Bajo dos consideraciones fundamentales aparece lo infantil en sus páginas. Responden a dos visiones diferentes: risueña una, acongojada la otra. Acaso la más llamativa y conocida es esta segunda. Cualquier lector asiduo ha constatado que JC vuelve con frecuencia sobre una situación espiritual pintada al claroscuro, pero dominada por las sombras. Un diagnóstico severo y preocupante la describe como “infantilismo espiritual”, propio de muchas almas que llevan años en la brega, pero avanzado poco. Personas muy entradas en años, pero espiritualmente inmaduras, con caprichos y gustos de niños.
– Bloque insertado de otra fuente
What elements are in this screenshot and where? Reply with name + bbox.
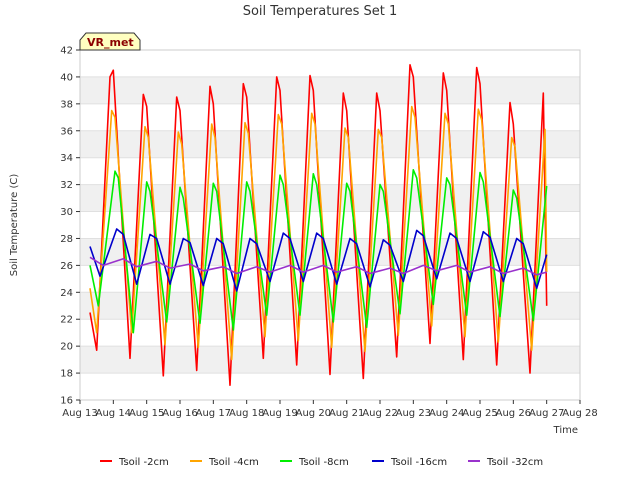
- y-tick-label: 34: [60, 153, 73, 164]
- y-tick-label: 38: [60, 99, 73, 110]
- y-tick-label: 40: [60, 72, 73, 83]
- series-lines: [89, 64, 548, 387]
- y-tick-label: 24: [60, 288, 73, 299]
- y-tick-label: 32: [60, 180, 73, 191]
- chart-title: Soil Temperatures Set 1: [243, 4, 398, 19]
- y-ticks: 16 18 20 22 24 26 28 30 32 34 36 38 40 42: [60, 46, 80, 407]
- y-tick-label: 16: [60, 396, 73, 407]
- x-tick-label: Aug 15: [129, 408, 164, 419]
- x-tick-label: Aug 27: [529, 408, 564, 419]
- x-tick-label: Aug 22: [362, 408, 397, 419]
- y-axis-label: Soil Temperature (C): [9, 174, 20, 277]
- plot-background: [80, 50, 580, 400]
- legend-label-1: Tsoil -2cm: [118, 457, 169, 468]
- axes: [79, 49, 581, 401]
- y-tick-label: 18: [60, 369, 73, 380]
- x-tick-label: Aug 18: [229, 408, 264, 419]
- x-tick-label: Aug 25: [462, 408, 497, 419]
- x-tick-label: Aug 28: [562, 408, 597, 419]
- legend-label-2: Tsoil -4cm: [208, 457, 259, 468]
- x-axis-label: Time: [553, 425, 578, 436]
- y-tick-label: 42: [60, 46, 73, 57]
- legend: Tsoil -2cm Tsoil -4cm Tsoil -8cm Tsoil -16c…: [100, 457, 543, 468]
- x-tick-label: Aug 23: [396, 408, 431, 419]
- plot-border: [79, 49, 581, 401]
- y-tick-label: 36: [60, 126, 73, 137]
- series-line-4: [89, 228, 548, 292]
- x-tick-label: Aug 17: [196, 408, 231, 419]
- grid-band: [80, 184, 580, 212]
- series-line-3: [89, 169, 548, 334]
- station-badge-label: VR_met: [87, 36, 134, 49]
- y-tick-label: 26: [60, 261, 73, 272]
- legend-label-3: Tsoil -8cm: [298, 457, 349, 468]
- series-line-2: [89, 105, 548, 361]
- x-tick-label: Aug 20: [296, 408, 331, 419]
- x-tick-label: Aug 24: [429, 408, 464, 419]
- x-tick-label: Aug 21: [329, 408, 364, 419]
- series-line-1: [89, 64, 548, 387]
- x-tick-label: Aug 19: [262, 408, 297, 419]
- x-tick-label: Aug 13: [62, 408, 97, 419]
- x-tick-label: Aug 26: [496, 408, 531, 419]
- series-line-5: [89, 256, 547, 276]
- legend-label-4: Tsoil -16cm: [390, 457, 447, 468]
- y-tick-label: 22: [60, 315, 73, 326]
- legend-label-5: Tsoil -32cm: [486, 457, 543, 468]
- x-tick-label: Aug 16: [162, 408, 197, 419]
- station-badge: VR_met: [79, 32, 141, 51]
- grid-band: [80, 130, 580, 158]
- y-tick-label: 30: [60, 207, 73, 218]
- y-tick-label: 28: [60, 234, 73, 245]
- plot-area: [80, 50, 580, 400]
- x-tick-label: Aug 14: [96, 408, 131, 419]
- grid-band: [80, 76, 580, 104]
- y-tick-label: 20: [60, 342, 73, 353]
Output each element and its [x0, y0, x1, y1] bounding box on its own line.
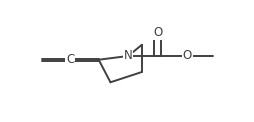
- Text: C: C: [66, 53, 74, 66]
- Text: O: O: [153, 26, 162, 39]
- Text: O: O: [183, 50, 192, 62]
- Text: N: N: [124, 50, 133, 62]
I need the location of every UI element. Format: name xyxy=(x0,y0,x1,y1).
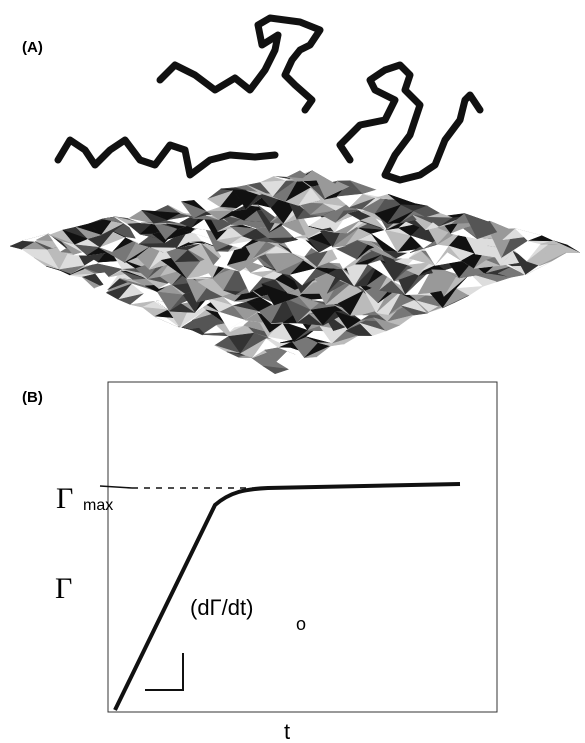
adsorption-curve xyxy=(115,484,460,710)
tick xyxy=(100,486,132,488)
gamma-max: Γ xyxy=(56,482,73,515)
polymer-chain xyxy=(58,140,275,175)
slope-marker xyxy=(145,653,183,690)
subscript: o xyxy=(296,614,306,634)
subscript: max xyxy=(83,497,113,514)
figure: (A) (B) Γ max Γ (dΓ/dt) o t xyxy=(0,0,585,743)
x-label: t xyxy=(284,719,290,743)
panel-label: (B) xyxy=(22,389,43,406)
plot-frame xyxy=(108,382,497,712)
panel-label: (A) xyxy=(22,39,43,56)
y-label: Γ xyxy=(55,572,72,605)
polymer-chain xyxy=(160,18,320,110)
polymer-chain xyxy=(340,65,480,180)
rough-surface xyxy=(10,171,580,374)
slope-label: (dΓ/dt) xyxy=(190,595,253,620)
polymer-chains xyxy=(58,18,480,180)
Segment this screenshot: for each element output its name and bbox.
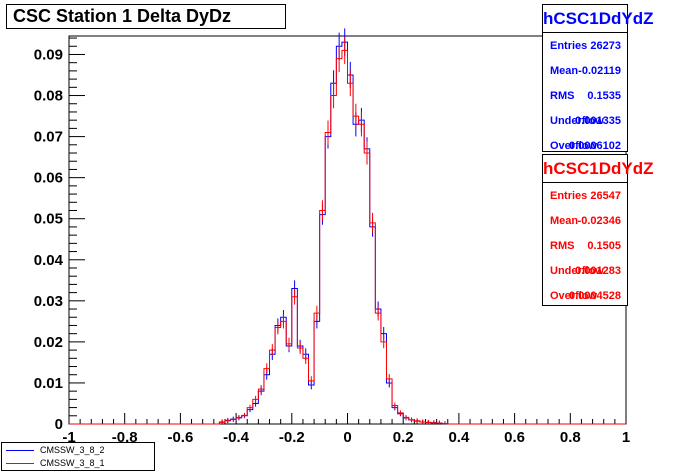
x-tick-label: 0.8 — [560, 429, 581, 446]
stats-row-overflow: Overflow 0.0006102 — [543, 133, 627, 158]
stats-value: -0.02346 — [577, 215, 621, 227]
y-tick-label: 0.01 — [34, 375, 63, 392]
stats-key: Mean — [550, 215, 579, 227]
stats-key: RMS — [550, 240, 575, 252]
stats-box-blue: hCSC1DdYdZ Entries 26273 Mean -0.02119 RMS… — [542, 4, 654, 152]
stats-row-mean: Mean -0.02346 — [543, 208, 627, 233]
stats-row-rms: RMS 0.1505 — [543, 233, 627, 258]
stats-value: 0.001335 — [575, 115, 621, 127]
x-tick-label: 0.6 — [504, 429, 525, 446]
legend-item-red: CMSSW_3_8_1 — [2, 457, 154, 470]
y-tick-label: 0.03 — [34, 293, 63, 310]
y-tick-label: 0.06 — [34, 170, 63, 187]
legend: CMSSW_3_8_2 CMSSW_3_8_1 — [1, 442, 155, 471]
y-tick-label: 0.05 — [34, 211, 63, 228]
legend-swatch — [6, 450, 34, 451]
stats-value: 0.0004528 — [569, 290, 621, 302]
x-axis: -1 -0.8 -0.6 -0.4 -0.2 0 0.2 0.4 0.6 0.8 1 — [62, 413, 630, 446]
y-tick-label: 0 — [55, 416, 63, 433]
stats-row-underflow: Underflow 0.001335 — [543, 108, 627, 133]
stats-row-mean: Mean -0.02119 — [543, 58, 627, 83]
y-tick-label: 0.07 — [34, 129, 63, 146]
stats-value: 0.001283 — [575, 265, 621, 277]
y-tick-label: 0.08 — [34, 88, 63, 105]
stats-key: Overflow — [550, 140, 598, 152]
x-tick-label: -0.6 — [167, 429, 193, 446]
stats-box-red: hCSC1DdYdZ Entries 26547 Mean -0.02346 RMS… — [542, 154, 654, 308]
stats-row-overflow: Overflow 0.0004528 — [543, 283, 627, 308]
x-tick-label: -0.8 — [112, 429, 138, 446]
chart-title-text: CSC Station 1 Delta DyDz — [13, 6, 232, 26]
series-group — [69, 28, 626, 425]
stats-key: RMS — [550, 90, 575, 102]
stats-value: 26273 — [590, 40, 621, 52]
stats-row-entries: Entries 26273 — [543, 33, 627, 58]
x-tick-label: 0.4 — [448, 429, 470, 446]
x-tick-label: 1 — [622, 429, 630, 446]
stats-key: Overflow — [550, 290, 598, 302]
y-axis: 0 0.01 0.02 0.03 0.04 0.05 0.06 0.07 0.08 0.09 — [34, 37, 85, 433]
x-tick-label: 0 — [343, 429, 351, 446]
stats-value: 0.1535 — [587, 90, 621, 102]
x-tick-label: -0.4 — [223, 429, 250, 446]
stats-value: -0.02119 — [578, 65, 621, 77]
stats-value: 26547 — [590, 190, 621, 202]
legend-label: CMSSW_3_8_2 — [40, 445, 105, 455]
x-tick-label: -1 — [62, 429, 75, 446]
y-tick-label: 0.04 — [34, 252, 64, 269]
stats-value: 0.1505 — [587, 240, 621, 252]
stats-key: Underflow — [550, 265, 604, 277]
x-tick-label: 0.2 — [393, 429, 414, 446]
legend-item-blue: CMSSW_3_8_2 — [2, 444, 154, 457]
stats-row-rms: RMS 0.1535 — [543, 83, 627, 108]
y-tick-label: 0.02 — [34, 334, 63, 351]
legend-label: CMSSW_3_8_1 — [40, 458, 105, 468]
stats-key: Underflow — [550, 115, 604, 127]
chart-title: CSC Station 1 Delta DyDz — [6, 4, 286, 29]
stats-box-title: hCSC1DdYdZ — [543, 155, 654, 183]
stats-key: Entries — [550, 190, 588, 202]
y-tick-label: 0.09 — [34, 46, 63, 63]
stats-key: Entries — [550, 40, 588, 52]
legend-swatch — [6, 463, 34, 464]
stats-row-underflow: Underflow 0.001283 — [543, 258, 627, 283]
x-tick-label: -0.2 — [279, 429, 305, 446]
stats-box-title: hCSC1DdYdZ — [543, 5, 654, 33]
stats-key: Mean — [550, 65, 579, 77]
stats-value: 0.0006102 — [569, 140, 621, 152]
stats-row-entries: Entries 26547 — [543, 183, 627, 208]
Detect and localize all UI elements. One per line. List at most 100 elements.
Se creen a veces “por de muy allá”, pero en realidad son “principiantes”. Es corriente en el Santo la equiparación entre “principiantes” e “infantilismo espiritual”.

Sabe perfectamente que la naturaleza no da saltos; que un crecimiento normal y seguro tiene sus comienzos en la niñez, en lo pequeño. Reconoce también con toda claridad que en el orden espiritual se mantienen las mismas leyes de crecimiento y desarrollo propias de la naturaleza humana, porque Dios, en su sabia pedagogía, se acomoda y respeta el dinamismo natural del proceso vital humano (S 2, 17, 2). Existe, por tanto, y tiene que existir, una fase de la vida espiritual propia de los comienzos, de los primeros movimientos, de los pasos titubeantes, del “balbucir más que del hablar”. Todo ello existe y es bueno; necesario para un desarrollo normal y corriente. Es una etapa querida por Dios y a él agradable (S 2, 24, 4; Ll 3, 65).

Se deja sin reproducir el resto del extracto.